Eine Untersuchungen des Instituts für Forensische Psychiatrie beschäftigt sich mit dem Geständnisverhalten von Maßregelvollzugspatienten. Um das Geständnisverhalten in der genannten Risikogruppe psychisch erkrankter und minderbegabter Personen näher zu beleuchten, wurde eine Untersuchung mit Maßregelvollzugspatienten durchgeführt. Diese wurden befragt, wie sie sich in der Vergangenheit in polizeilichen Beschuldigtenvernehmungen verhalten haben, was sie zu zutreffenden Geständnissen motiviert hat, ob es zu falschen Geständnisses gekommen ist, was die Beweggründe für falsche Geständnisse gewesen sind und ob sie im Laufe des Verfahrens (wahre oder falsche) Geständnisse zurückgezogen haben.

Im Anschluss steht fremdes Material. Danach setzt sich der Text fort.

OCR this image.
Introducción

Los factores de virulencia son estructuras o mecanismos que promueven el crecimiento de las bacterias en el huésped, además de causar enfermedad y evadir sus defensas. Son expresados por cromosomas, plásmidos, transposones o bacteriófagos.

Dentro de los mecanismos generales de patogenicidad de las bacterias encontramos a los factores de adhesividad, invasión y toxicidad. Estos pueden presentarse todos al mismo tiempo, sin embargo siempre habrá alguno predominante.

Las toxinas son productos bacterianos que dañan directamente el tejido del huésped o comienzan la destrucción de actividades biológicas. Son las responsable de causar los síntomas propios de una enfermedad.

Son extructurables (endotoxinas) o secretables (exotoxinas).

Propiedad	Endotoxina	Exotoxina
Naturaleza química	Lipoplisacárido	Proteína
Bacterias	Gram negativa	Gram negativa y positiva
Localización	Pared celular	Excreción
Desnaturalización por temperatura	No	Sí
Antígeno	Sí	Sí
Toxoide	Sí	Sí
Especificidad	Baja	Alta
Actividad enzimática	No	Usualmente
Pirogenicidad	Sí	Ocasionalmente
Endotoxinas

Des Weiteren werden die Entstehungsbedingungen von falschen Geständnissen untersucht. Die Risiken für falsche Geständnisse variieren von Land zu Land. Beispielsweise ist die Präsentation falscher Beweise, die nach vorliegenden empirischen Erkenntnissen die Gefahr falscher Geständnisse erhöht, in amerikanischen Vernehmungen erlaubt, in deutschen Vernehmungen ist dagegen jede Form von Täuschung verboten. Um spezifische Risikofaktoren in deutschen Verfahren zu identifizieren sollen deutsche Fälle nachgewiesener Falschgeständnisse im Hinblick auf die spezifischen verursachenden Faktoren analysiert werden.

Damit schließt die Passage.